Ettun is a sculptor and a performance artist based in Brooklyn, New York. She has had exhibitions and performances at Pioneer Works, PERFORMA, Sculpture Center, Madison Square Park, Art Omi Sculpture Garden, the Barrick Museum UNLV, the Watermill Center, e-flux, Herzelia Biennial, Knockdown Center, Bryant Park, Socrates Sculpture Park, Indianapolis Museum of Art, the Jewish Museum, and Uppsala Art Museum, among others.
She has received awards and fellowships from the Pollock-Krasner Foundation, Moca Tucson Artist Residency, Franklin Furnace, MacDowell Fellowship, Marble House Project, RECESS, the Lower Manhattan Cultural Council, Art Production Fund, and Iaspis. Ettun founded the Moving Company, an artist’s collective creating performances in public spaces and a social engagement project with Brooklyn teens hosted by the Brooklyn Museum.

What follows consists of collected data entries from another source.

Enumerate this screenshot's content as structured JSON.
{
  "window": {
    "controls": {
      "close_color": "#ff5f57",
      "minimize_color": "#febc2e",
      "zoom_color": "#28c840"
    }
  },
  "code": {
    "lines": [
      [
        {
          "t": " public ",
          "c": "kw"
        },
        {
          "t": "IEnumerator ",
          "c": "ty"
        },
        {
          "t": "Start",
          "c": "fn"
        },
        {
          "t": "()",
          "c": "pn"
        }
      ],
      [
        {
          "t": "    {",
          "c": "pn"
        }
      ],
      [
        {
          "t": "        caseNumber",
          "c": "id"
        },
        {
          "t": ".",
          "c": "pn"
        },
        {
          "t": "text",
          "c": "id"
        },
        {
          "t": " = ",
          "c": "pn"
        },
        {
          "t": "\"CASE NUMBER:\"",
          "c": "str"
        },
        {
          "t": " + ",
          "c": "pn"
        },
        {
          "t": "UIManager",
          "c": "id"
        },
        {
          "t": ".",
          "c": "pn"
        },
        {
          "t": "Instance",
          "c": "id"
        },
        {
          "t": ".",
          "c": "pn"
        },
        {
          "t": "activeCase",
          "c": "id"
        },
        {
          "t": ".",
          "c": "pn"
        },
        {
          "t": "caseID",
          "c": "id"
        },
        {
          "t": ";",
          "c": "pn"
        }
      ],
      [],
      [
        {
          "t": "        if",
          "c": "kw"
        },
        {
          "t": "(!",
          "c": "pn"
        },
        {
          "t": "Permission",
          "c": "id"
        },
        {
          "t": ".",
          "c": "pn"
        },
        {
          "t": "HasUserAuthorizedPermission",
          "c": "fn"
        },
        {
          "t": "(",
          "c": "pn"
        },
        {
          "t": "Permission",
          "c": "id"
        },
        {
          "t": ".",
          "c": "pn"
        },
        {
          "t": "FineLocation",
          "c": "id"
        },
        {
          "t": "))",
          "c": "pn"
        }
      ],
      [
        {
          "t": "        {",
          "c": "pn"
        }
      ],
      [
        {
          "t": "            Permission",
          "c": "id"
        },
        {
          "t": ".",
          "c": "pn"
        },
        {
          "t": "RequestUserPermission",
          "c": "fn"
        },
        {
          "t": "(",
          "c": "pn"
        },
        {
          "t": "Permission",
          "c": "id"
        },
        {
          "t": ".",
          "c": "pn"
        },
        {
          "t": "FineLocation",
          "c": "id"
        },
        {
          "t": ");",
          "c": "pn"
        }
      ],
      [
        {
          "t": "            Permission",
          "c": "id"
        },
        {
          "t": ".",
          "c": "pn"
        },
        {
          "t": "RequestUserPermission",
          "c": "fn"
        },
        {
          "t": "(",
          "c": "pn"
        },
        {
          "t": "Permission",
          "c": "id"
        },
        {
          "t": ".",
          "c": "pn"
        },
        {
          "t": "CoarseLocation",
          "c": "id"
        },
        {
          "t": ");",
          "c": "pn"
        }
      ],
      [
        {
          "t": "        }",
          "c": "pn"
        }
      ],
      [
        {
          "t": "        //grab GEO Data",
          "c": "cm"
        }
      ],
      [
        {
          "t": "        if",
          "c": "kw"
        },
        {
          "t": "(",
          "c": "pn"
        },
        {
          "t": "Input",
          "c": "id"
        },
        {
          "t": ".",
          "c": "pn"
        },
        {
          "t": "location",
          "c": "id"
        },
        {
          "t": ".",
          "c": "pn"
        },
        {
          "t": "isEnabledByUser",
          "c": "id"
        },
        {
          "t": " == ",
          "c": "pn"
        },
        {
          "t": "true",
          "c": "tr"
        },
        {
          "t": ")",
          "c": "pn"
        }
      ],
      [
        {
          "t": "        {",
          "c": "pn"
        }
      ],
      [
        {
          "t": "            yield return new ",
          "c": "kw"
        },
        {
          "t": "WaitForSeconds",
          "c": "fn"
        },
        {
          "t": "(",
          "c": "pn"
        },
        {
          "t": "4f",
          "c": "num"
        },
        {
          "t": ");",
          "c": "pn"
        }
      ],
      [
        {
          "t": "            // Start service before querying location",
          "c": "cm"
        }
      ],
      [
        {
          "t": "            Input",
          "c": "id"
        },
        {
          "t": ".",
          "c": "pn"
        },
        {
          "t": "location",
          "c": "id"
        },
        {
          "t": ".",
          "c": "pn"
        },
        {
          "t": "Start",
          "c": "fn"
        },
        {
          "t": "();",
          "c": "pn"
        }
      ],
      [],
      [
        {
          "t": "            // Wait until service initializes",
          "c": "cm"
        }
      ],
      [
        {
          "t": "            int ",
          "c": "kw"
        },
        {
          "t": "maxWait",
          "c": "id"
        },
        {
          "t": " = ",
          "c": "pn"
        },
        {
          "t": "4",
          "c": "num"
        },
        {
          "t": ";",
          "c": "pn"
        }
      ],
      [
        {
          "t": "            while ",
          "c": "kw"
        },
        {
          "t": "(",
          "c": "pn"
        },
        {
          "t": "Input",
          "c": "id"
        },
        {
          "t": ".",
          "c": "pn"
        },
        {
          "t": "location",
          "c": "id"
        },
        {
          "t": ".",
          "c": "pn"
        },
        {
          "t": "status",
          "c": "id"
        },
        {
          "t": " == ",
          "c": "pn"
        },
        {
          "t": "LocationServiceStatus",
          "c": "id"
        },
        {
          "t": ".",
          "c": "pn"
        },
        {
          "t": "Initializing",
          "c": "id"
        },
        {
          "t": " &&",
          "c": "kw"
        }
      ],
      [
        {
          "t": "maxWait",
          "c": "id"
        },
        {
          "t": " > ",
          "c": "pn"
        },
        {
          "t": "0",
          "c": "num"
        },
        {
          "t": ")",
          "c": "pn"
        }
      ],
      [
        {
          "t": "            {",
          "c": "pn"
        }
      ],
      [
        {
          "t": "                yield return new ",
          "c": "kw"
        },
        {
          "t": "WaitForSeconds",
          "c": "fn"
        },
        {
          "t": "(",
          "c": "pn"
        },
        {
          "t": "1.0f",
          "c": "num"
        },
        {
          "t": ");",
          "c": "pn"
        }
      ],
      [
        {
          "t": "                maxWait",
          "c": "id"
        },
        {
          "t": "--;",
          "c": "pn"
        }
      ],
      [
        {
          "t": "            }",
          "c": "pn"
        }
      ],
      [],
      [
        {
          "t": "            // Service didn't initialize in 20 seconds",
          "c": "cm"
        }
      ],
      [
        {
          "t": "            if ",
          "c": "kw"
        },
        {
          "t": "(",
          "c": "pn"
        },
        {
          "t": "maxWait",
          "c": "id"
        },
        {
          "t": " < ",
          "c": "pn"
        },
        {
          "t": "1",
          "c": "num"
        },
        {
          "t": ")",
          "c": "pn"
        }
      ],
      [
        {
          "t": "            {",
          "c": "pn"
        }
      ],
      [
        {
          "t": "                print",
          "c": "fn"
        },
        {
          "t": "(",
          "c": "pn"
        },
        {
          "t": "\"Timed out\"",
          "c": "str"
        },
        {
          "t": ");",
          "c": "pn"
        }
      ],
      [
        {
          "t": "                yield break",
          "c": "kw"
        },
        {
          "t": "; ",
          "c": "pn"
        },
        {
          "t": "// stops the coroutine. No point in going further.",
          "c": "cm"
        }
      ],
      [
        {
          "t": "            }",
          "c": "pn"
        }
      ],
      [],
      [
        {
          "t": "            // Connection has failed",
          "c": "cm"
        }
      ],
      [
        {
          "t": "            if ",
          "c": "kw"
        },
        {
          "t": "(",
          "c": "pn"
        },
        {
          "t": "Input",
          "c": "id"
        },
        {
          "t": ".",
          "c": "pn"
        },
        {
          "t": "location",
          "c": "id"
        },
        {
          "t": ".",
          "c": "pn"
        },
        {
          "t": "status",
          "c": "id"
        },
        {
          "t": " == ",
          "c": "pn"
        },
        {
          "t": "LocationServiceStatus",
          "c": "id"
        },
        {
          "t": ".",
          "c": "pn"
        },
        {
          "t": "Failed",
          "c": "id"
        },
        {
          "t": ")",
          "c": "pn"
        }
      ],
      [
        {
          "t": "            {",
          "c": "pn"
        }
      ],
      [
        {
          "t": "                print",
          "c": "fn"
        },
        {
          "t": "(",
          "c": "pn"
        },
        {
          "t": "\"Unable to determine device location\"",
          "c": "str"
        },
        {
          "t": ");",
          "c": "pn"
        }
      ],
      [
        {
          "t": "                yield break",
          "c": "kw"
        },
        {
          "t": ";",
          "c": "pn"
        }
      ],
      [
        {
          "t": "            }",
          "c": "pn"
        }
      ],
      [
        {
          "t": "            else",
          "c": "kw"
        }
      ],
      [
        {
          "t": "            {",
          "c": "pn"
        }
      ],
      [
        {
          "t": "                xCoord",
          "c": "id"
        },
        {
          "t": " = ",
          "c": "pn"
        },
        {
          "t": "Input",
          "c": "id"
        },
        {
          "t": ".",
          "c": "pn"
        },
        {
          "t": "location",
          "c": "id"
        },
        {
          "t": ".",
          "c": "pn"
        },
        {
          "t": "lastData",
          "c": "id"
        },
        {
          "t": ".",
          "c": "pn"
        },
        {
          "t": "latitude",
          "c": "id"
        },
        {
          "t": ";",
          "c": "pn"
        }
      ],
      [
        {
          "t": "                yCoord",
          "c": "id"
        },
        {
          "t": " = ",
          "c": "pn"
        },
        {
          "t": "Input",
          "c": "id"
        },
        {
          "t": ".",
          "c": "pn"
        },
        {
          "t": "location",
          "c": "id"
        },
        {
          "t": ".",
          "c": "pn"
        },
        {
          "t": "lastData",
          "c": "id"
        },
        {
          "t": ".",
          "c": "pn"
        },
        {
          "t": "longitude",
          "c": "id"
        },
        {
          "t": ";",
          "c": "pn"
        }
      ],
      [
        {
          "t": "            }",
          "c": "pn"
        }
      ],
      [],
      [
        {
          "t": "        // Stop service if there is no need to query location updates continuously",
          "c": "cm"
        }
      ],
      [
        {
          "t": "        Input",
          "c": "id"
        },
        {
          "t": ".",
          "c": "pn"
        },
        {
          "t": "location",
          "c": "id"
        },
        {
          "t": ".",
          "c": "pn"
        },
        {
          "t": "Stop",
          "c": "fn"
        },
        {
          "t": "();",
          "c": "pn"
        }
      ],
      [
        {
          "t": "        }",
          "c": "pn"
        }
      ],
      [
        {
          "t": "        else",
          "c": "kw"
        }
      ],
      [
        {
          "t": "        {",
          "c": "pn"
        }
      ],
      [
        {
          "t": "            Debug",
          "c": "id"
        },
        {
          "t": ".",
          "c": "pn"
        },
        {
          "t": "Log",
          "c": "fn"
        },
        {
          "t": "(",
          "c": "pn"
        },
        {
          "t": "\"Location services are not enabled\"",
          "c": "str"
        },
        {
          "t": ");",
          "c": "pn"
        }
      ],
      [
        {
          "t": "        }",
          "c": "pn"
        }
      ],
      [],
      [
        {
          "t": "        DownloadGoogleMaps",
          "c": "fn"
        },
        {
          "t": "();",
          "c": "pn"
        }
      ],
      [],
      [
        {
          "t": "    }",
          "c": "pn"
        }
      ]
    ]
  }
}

Ettun received her MFA from Yale University in 2010 where she was awarded the Alice English Kimball Fellowship. She studied at Cooper Union in 2007, while earning her BFA from Bezalel Academy, Jerusalem. Ettun has been a visiting artist at many institutions, including Pratt Institute, Yale School of Art, New York University Steinhardt and Performance Studies, the School of Visual Art, Hunter College, Rutgers University, Christie’s Education, University of Las Vegas, Pace University, and Katonah Museum. Ettun teaches at Columbia University School of Arts, Lehman College, and the New School Parsons School of Design.